No trajeto de duas horas com a corporação, foi possível observar panelas, eletrodomésticos, calçados e até mesmo animais mortos boiando na água turva.
O casal, que caminhava dentro da água em um momento em que os termômetros marcavam 15ºC, está abrigado na casa da filha na cidade de Cerro Grande do Sul, a cerca de 100 km de Eldorado do Sul.
Eles resolveram fazer uma viagem que dura cerca de uma hora para saber como a casa deles ficou após as enchentes. E a decepção com a situação que encontraram estava estampada no rosto do casal.
“A gente veio verificar como está a casa, porque a gente recebeu a informação de que a água havia baixado um pouco. Viemos aqui para ver o que dava para tirar: os carros ou alguma coisa. Chegamos aqui, mas infelizmente não dá”, diz Rosana à BBC News Brasil.
O casal não conseguiu saber a situação detalhada da casa onde viviam, pois a água atingiu o teto e impediu que entrassem.
A casa hoje alagada abrigava Rosana, o marido, o filho e a mãe dela.
A cidade de Eldorado do Sul foi proporcionalmente a mais afetada pelas enchentes que atingiram o Rio Grande do Sul. Segundo o governo, 100% da área urbana da cidade ficou alagada. Apenas a rodovia que corta o município não ficou inundada.
As autoridades têm alertado para que moradores não voltem para suas casas em locais afetados, diante do risco que isso ainda representa.
O Rio Grande do Sul tem 449 municípios afetados, com 538 mil pessoas desalojadas, segundo dados desta quarta-feira (15/5).
No caminho feito pela reportagem na segunda-feira (13/5), havia um rastro de destruição, além de um cheiro forte de lixo e de material orgânico em decomposição.
Onde antes havia uma cidade que se orgulhava de ser banhada pelo rio Jacuí e pelo lago Guaíba, agora há veículos completamente embaixo d’água, animais mortos e casas abandonadas com móveis boiando.
Nos comércios, havia portas que exibem sinais de arrombamentos, sugestão de que sofreram saques.
Nível da água ainda alto
Rosana imaginava que, duas semanas após o início da tragédia, encontraria a água em um nível mais baixo.
No entanto, as chuvas nas cabeceiras dos rios que desaguam no lago Guaíba fizeram o alagamento aumentar nos últimos dias em Eldorado do Sul.
“Chegamos aqui hoje e estava alta (a água). E a casa está alagada. Perdemos tudo novamente. A sensação é de desespero e tristeza.
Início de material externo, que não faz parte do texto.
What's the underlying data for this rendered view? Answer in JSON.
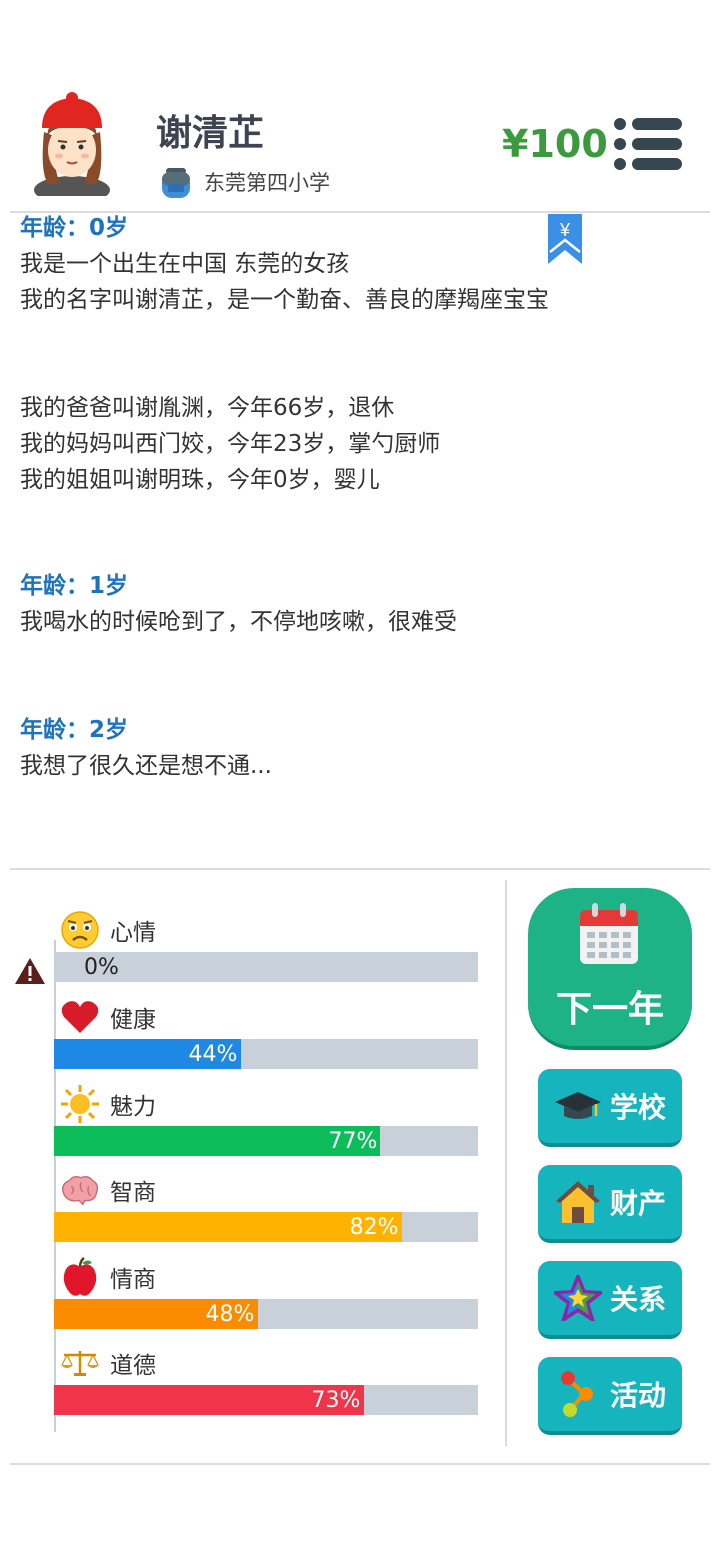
{
  "header": {
    "name": "谢清芷",
    "school": "东莞第四小学",
    "money": "¥100"
  },
  "log": [
    {
      "age": "年龄：0岁",
      "lines": [
        "我是一个出生在中国 东莞的女孩",
        "我的名字叫谢清芷，是一个勤奋、善良的摩羯座宝宝",
        "",
        "",
        "我的爸爸叫谢胤渊，今年66岁，退休",
        "我的妈妈叫西门姣，今年23岁，掌勺厨师",
        "我的姐姐叫谢明珠，今年0岁，婴儿"
      ]
    },
    {
      "age": "年龄：1岁",
      "lines": [
        "我喝水的时候呛到了，不停地咳嗽，很难受"
      ]
    },
    {
      "age": "年龄：2岁",
      "lines": [
        "我想了很久还是想不通..."
      ]
    }
  ],
  "bookmark_symbol": "¥",
  "stats": [
    {
      "icon": "sad-face-icon",
      "label": "心情",
      "value": 0,
      "text": "0%",
      "color": "#c8d0da"
    },
    {
      "icon": "heart-icon",
      "label": "健康",
      "value": 44,
      "text": "44%",
      "color": "#1e88e5"
    },
    {
      "icon": "sun-icon",
      "label": "魅力",
      "value": 77,
      "text": "77%",
      "color": "#0dbd5a"
    },
    {
      "icon": "brain-icon",
      "label": "智商",
      "value": 82,
      "text": "82%",
      "color": "#ffb300"
    },
    {
      "icon": "apple-icon",
      "label": "情商",
      "value": 48,
      "text": "48%",
      "color": "#fb8c00"
    },
    {
      "icon": "scale-icon",
      "label": "道德",
      "value": 73,
      "text": "73%",
      "color": "#f0344a"
    }
  ],
  "buttons": {
    "next_year": "下一年",
    "school": "学校",
    "property": "财产",
    "relations": "关系",
    "activity": "活动"
  },
  "colors": {
    "money": "#3c9a3e",
    "age": "#1e73be",
    "next_button": "#1db387",
    "action_button": "#16b5bd"
  }
}
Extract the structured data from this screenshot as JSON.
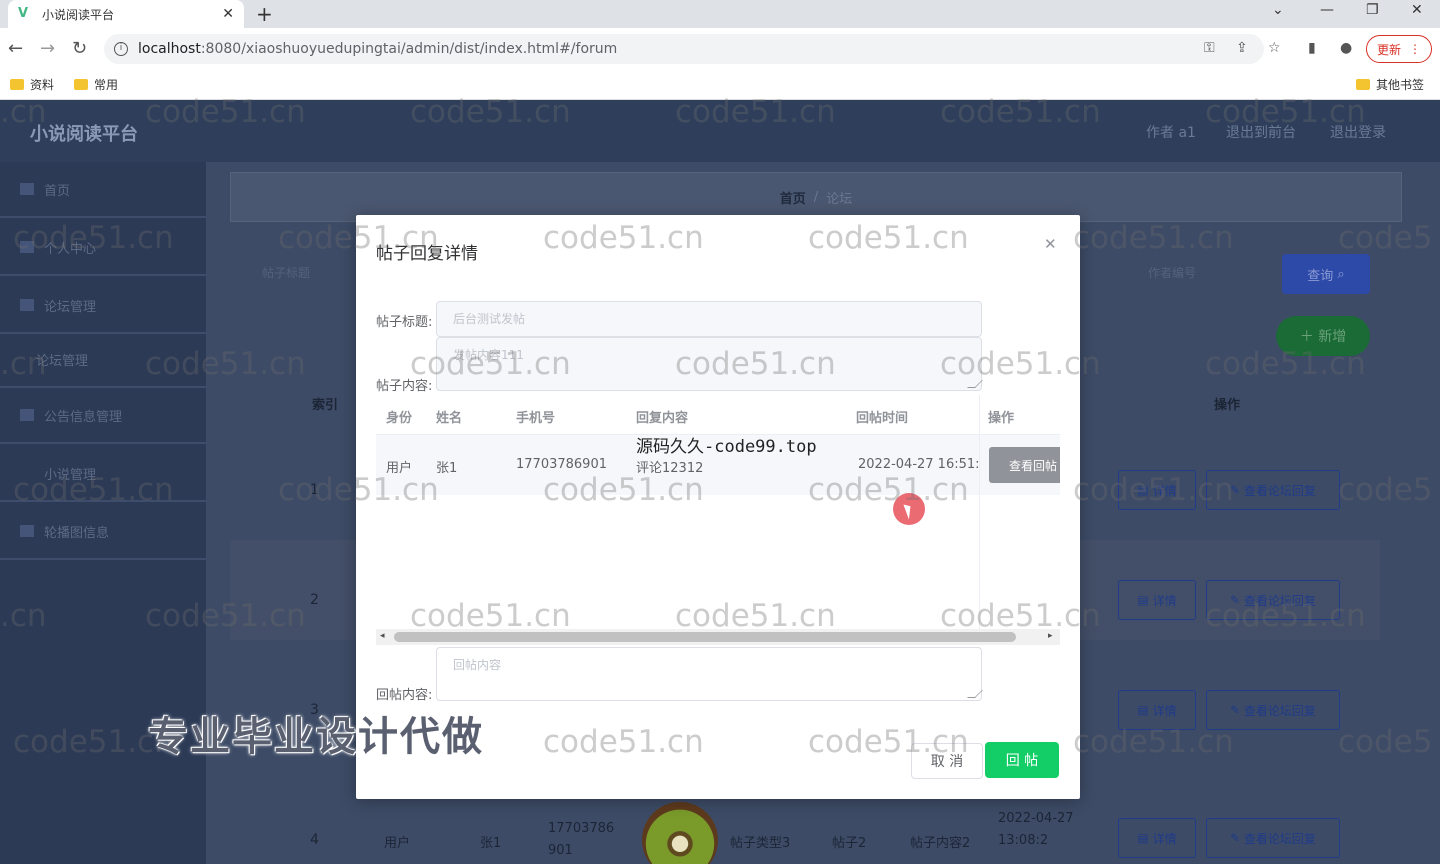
{
  "browser": {
    "tab_title": "小说阅读平台",
    "url_host": "localhost",
    "url_rest": ":8080/xiaoshuoyuedupingtai/admin/dist/index.html#/forum",
    "update_label": "更新",
    "bookmarks": [
      "资料",
      "常用"
    ],
    "other_bookmarks": "其他书签"
  },
  "app": {
    "logo": "小说阅读平台",
    "header_links": [
      "作者 a1",
      "退出到前台",
      "退出登录"
    ],
    "sidebar": [
      "首页",
      "个人中心",
      "论坛管理",
      "论坛管理",
      "公告信息管理",
      "小说管理",
      "轮播图信息"
    ],
    "breadcrumb": {
      "home": "首页",
      "sep": "/",
      "current": "论坛"
    },
    "search_label": "查询",
    "add_label": "新增",
    "search_fields": [
      "帖子标题",
      "作者编号"
    ],
    "table_headers": {
      "index": "索引",
      "ops": "操作"
    },
    "row_indices": [
      "1",
      "2",
      "3",
      "4"
    ],
    "row_buttons": {
      "detail": "详情",
      "view_reply": "查看论坛回复"
    },
    "row4": {
      "identity": "用户",
      "name": "张1",
      "phone": "17703786901",
      "type": "帖子类型3",
      "title": "帖子2",
      "content": "帖子内容2",
      "time": "2022-04-27 13:08:2"
    }
  },
  "modal": {
    "title": "帖子回复详情",
    "title_label": "帖子标题:",
    "title_value": "后台测试发帖",
    "content_label": "帖子内容:",
    "content_value": "发帖内容111",
    "reply_table": {
      "headers": [
        "身份",
        "姓名",
        "手机号",
        "回复内容",
        "回帖时间",
        "操作"
      ],
      "rows": [
        {
          "identity": "用户",
          "name": "张1",
          "phone": "17703786901",
          "content": "评论12312",
          "time": "2022-04-27 16:51:",
          "action": "查看回帖"
        }
      ]
    },
    "reply_label": "回帖内容:",
    "reply_placeholder": "回帖内容",
    "cancel_label": "取 消",
    "submit_label": "回 帖"
  },
  "watermarks": {
    "text": "code51.cn",
    "partial_left": ".cn",
    "partial_right": "code5",
    "overlay": "源码久久-code99.top",
    "promo": "专业毕业设计代做"
  }
}
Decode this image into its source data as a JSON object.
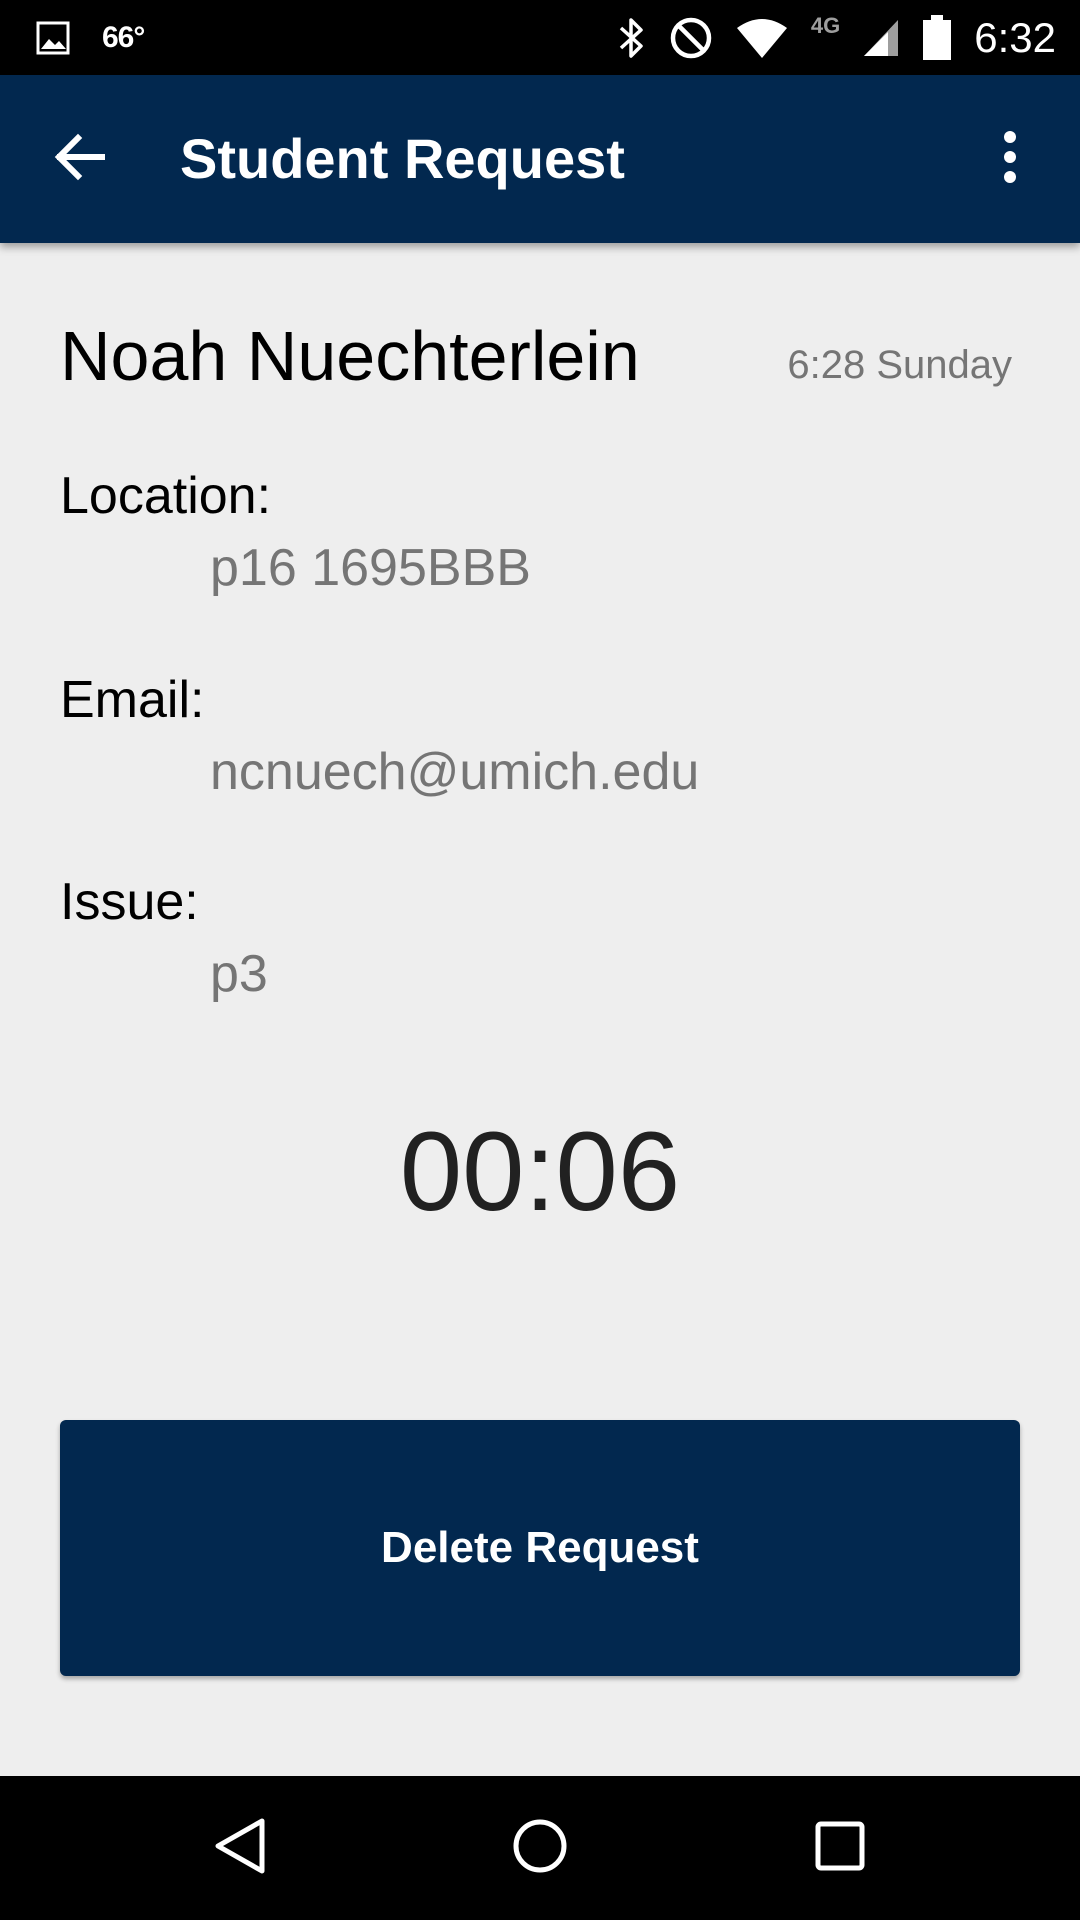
{
  "status_bar": {
    "temperature": "66°",
    "network": "4G",
    "time": "6:32",
    "icons": [
      "image-icon",
      "bluetooth-icon",
      "do-not-disturb-icon",
      "wifi-icon",
      "signal-icon",
      "battery-icon"
    ]
  },
  "app_bar": {
    "title": "Student Request",
    "icons": [
      "back-arrow-icon",
      "more-vert-icon"
    ]
  },
  "request": {
    "student_name": "Noah Nuechterlein",
    "time": "6:28 Sunday",
    "location_label": "Location:",
    "location_value": "p16 1695BBB",
    "email_label": "Email:",
    "email_value": "ncnuech@umich.edu",
    "issue_label": "Issue:",
    "issue_value": "p3",
    "timer": "00:06"
  },
  "actions": {
    "delete_label": "Delete Request"
  },
  "nav_bar": {
    "icons": [
      "back-triangle-icon",
      "home-circle-icon",
      "recents-square-icon"
    ]
  },
  "colors": {
    "primary": "#02284f",
    "background": "#eeeeee",
    "secondary_text": "#757575"
  }
}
Vai ser difícil reconstruir porque já é a terceira (enchente) seguida”, diz Rosana, enquanto treme de frio.
Além desta tragédia histórica, a região registrou alagamentos significativos em setembro e novembro de 2023.
As enchentes não afetaram apenas a casa de Rosana e Nelson.
As chuvas também inundaram a loja de móveis da família de Rosana, que garantia a renda deles.
“Quando a gente trabalha (com carteira assinada), tudo bem. Mas quando você tem comércio fica mais complicado. Como é que tu vai recomeçar?”, questiona ela, que nasceu em Natal (RN) e vive há 26 anos em Eldorado do Sul.
Mesmo sem previsão de retorno à sua casa em Eldorado do Sul e num momento em que o nível das águas ainda subia, Rosana planeja voltar a viver no bairro com a família.
Hoje ela diz que não sabe como isso será feito, mas já fala em começar tudo de novo.
“É complicado, é força. Só. A gente não tem outra palavra. É olhar as paredes da casa, ver se põe em pé e tentar recomeçar quando voltar”, diz ela, com confiança, enquanto se despede e caminha para sair, com o marido, da água gelada.